That 12v line is indeed correct
High is 9.5v to 12v.
http://www.js-technology.com/technical/ ... nector.pdf
Basically all it does is to force a 4:3 mode. On some current televisions you can't switch between composite and RGB via the handset, and that's what pin-16 is for.
I also wouldn't put resistors on the RGB lines either. You're *supposed* to as dictated by the purists, bringing the ST's 1v signals down to 0.7v. But in experience it just creates ghosting around text and alike. On older televisions it does not do this, but certainly on the 3 modern LCDs I've tried it does. Removing the resistors limits this. Just turn the brightness down a bit to compensate.
There are some modern televisions out there where the ST doesn't work at all, along with other computers of the age. The sync signals that they generate are not *digitally* perfect as it were. On an older analogue electronics (not digital chips doing the signal processing) style television this isn't a problem. Modern consoles and alike output completely standard without tolerance signals, they're standard A1 perfect.
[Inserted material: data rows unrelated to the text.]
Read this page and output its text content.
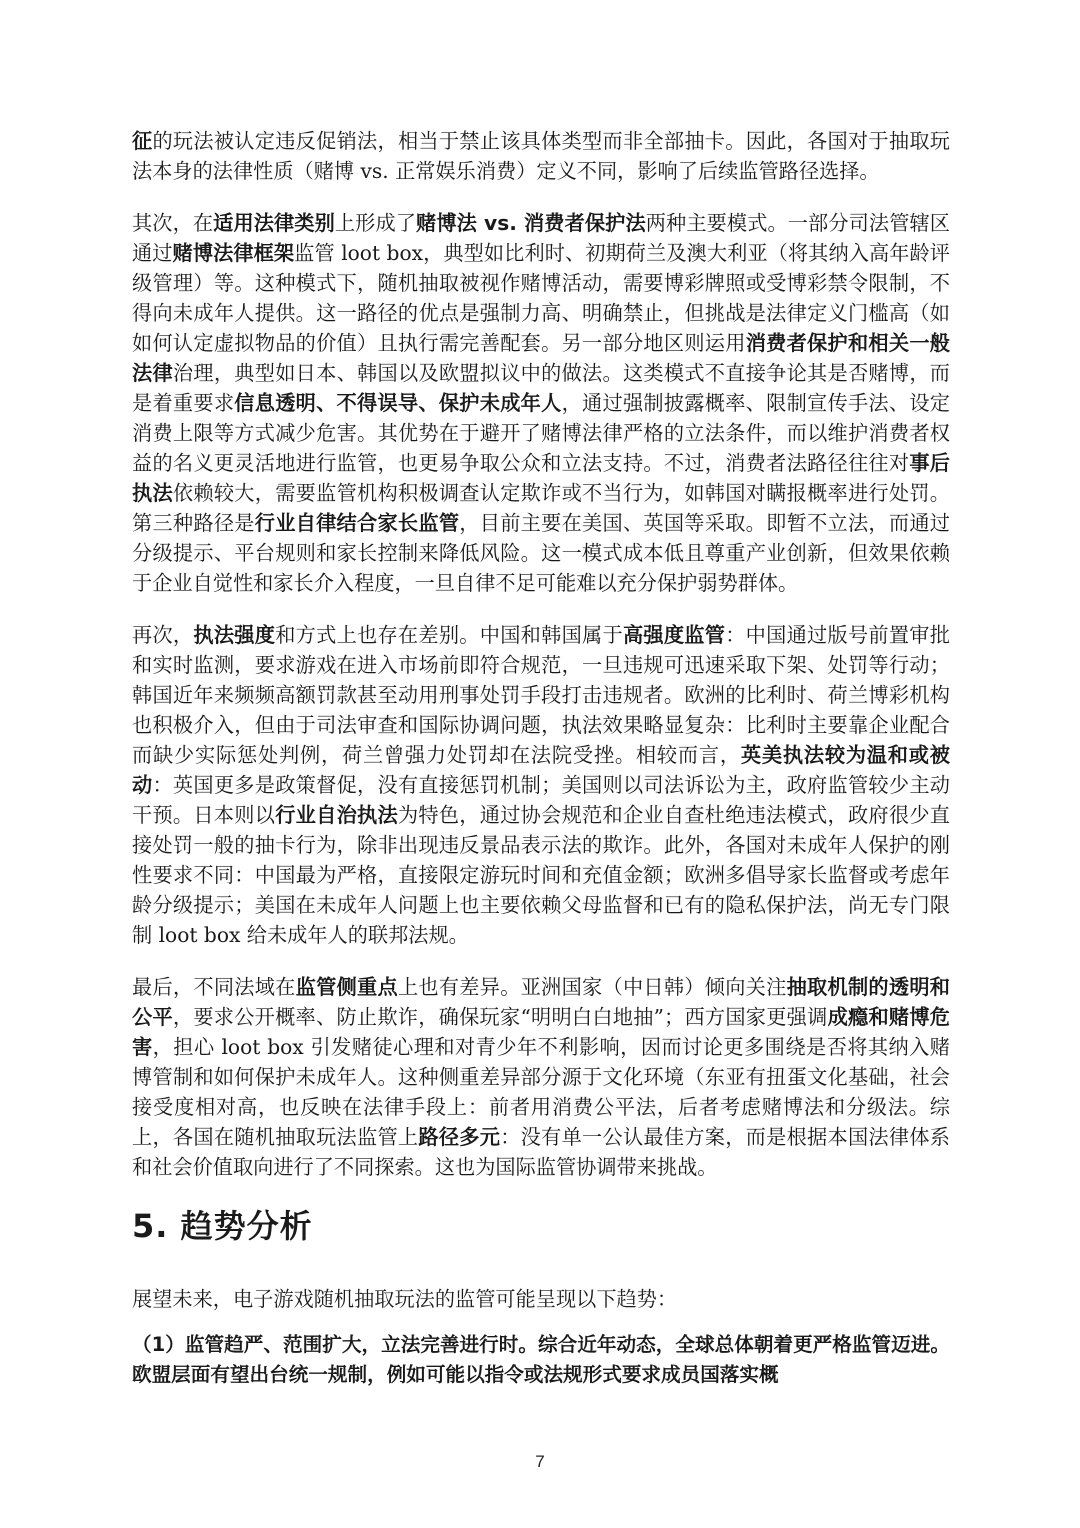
征的玩法被认定违反促销法，相当于禁止该具体类型而非全部抽卡。因此，各国对于抽取玩法本身的法律性质（赌博 vs. 正常娱乐消费）定义不同，影响了后续监管路径选择。

其次，在适用法律类别上形成了赌博法 vs. 消费者保护法两种主要模式。一部分司法管辖区通过赌博法律框架监管 loot box，典型如比利时、初期荷兰及澳大利亚（将其纳入高年龄评级管理）等。这种模式下，随机抽取被视作赌博活动，需要博彩牌照或受博彩禁令限制，不得向未成年人提供。这一路径的优点是强制力高、明确禁止，但挑战是法律定义门槛高（如如何认定虚拟物品的价值）且执行需完善配套。另一部分地区则运用消费者保护和相关一般法律治理，典型如日本、韩国以及欧盟拟议中的做法。这类模式不直接争论其是否赌博，而是着重要求信息透明、不得误导、保护未成年人，通过强制披露概率、限制宣传手法、设定消费上限等方式减少危害。其优势在于避开了赌博法律严格的立法条件，而以维护消费者权益的名义更灵活地进行监管，也更易争取公众和立法支持。不过，消费者法路径往往对事后执法依赖较大，需要监管机构积极调查认定欺诈或不当行为，如韩国对瞒报概率进行处罚。第三种路径是行业自律结合家长监管，目前主要在美国、英国等采取。即暂不立法，而通过分级提示、平台规则和家长控制来降低风险。这一模式成本低且尊重产业创新，但效果依赖于企业自觉性和家长介入程度，一旦自律不足可能难以充分保护弱势群体。

再次，执法强度和方式上也存在差别。中国和韩国属于高强度监管：中国通过版号前置审批和实时监测，要求游戏在进入市场前即符合规范，一旦违规可迅速采取下架、处罚等行动；韩国近年来频频高额罚款甚至动用刑事处罚手段打击违规者。欧洲的比利时、荷兰博彩机构也积极介入，但由于司法审查和国际协调问题，执法效果略显复杂：比利时主要靠企业配合而缺少实际惩处判例，荷兰曾强力处罚却在法院受挫。相较而言，英美执法较为温和或被动：英国更多是政策督促，没有直接惩罚机制；美国则以司法诉讼为主，政府监管较少主动干预。日本则以行业自治执法为特色，通过协会规范和企业自查杜绝违法模式，政府很少直接处罚一般的抽卡行为，除非出现违反景品表示法的欺诈。此外，各国对未成年人保护的刚性要求不同：中国最为严格，直接限定游玩时间和充值金额；欧洲多倡导家长监督或考虑年龄分级提示；美国在未成年人问题上也主要依赖父母监督和已有的隐私保护法，尚无专门限制 loot box 给未成年人的联邦法规。

最后，不同法域在监管侧重点上也有差异。亚洲国家（中日韩）倾向关注抽取机制的透明和公平，要求公开概率、防止欺诈，确保玩家“明明白白地抽”；西方国家更强调成瘾和赌博危害，担心 loot box 引发赌徒心理和对青少年不利影响，因而讨论更多围绕是否将其纳入赌博管制和如何保护未成年人。这种侧重差异部分源于文化环境（东亚有扭蛋文化基础，社会接受度相对高，也反映在法律手段上：前者用消费公平法，后者考虑赌博法和分级法。综上，各国在随机抽取玩法监管上路径多元：没有单一公认最佳方案，而是根据本国法律体系和社会价值取向进行了不同探索。这也为国际监管协调带来挑战。

5. 趋势分析

展望未来，电子游戏随机抽取玩法的监管可能呈现以下趋势：

（1）监管趋严、范围扩大，立法完善进行时。综合近年动态，全球总体朝着更严格监管迈进。欧盟层面有望出台统一规制，例如可能以指令或法规形式要求成员国落实概

7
The analagy I've always used is like the difference between an audio signal going to your headphones, and the digital output dat stream from a CD player. Today's equipment is almost totally intolerant of variations. Which is why the consoles output signals are generated precisely by specialist chips, where as the older computers go through a few resistors and capacitors via some old chips that were cheap at the time yet did the job.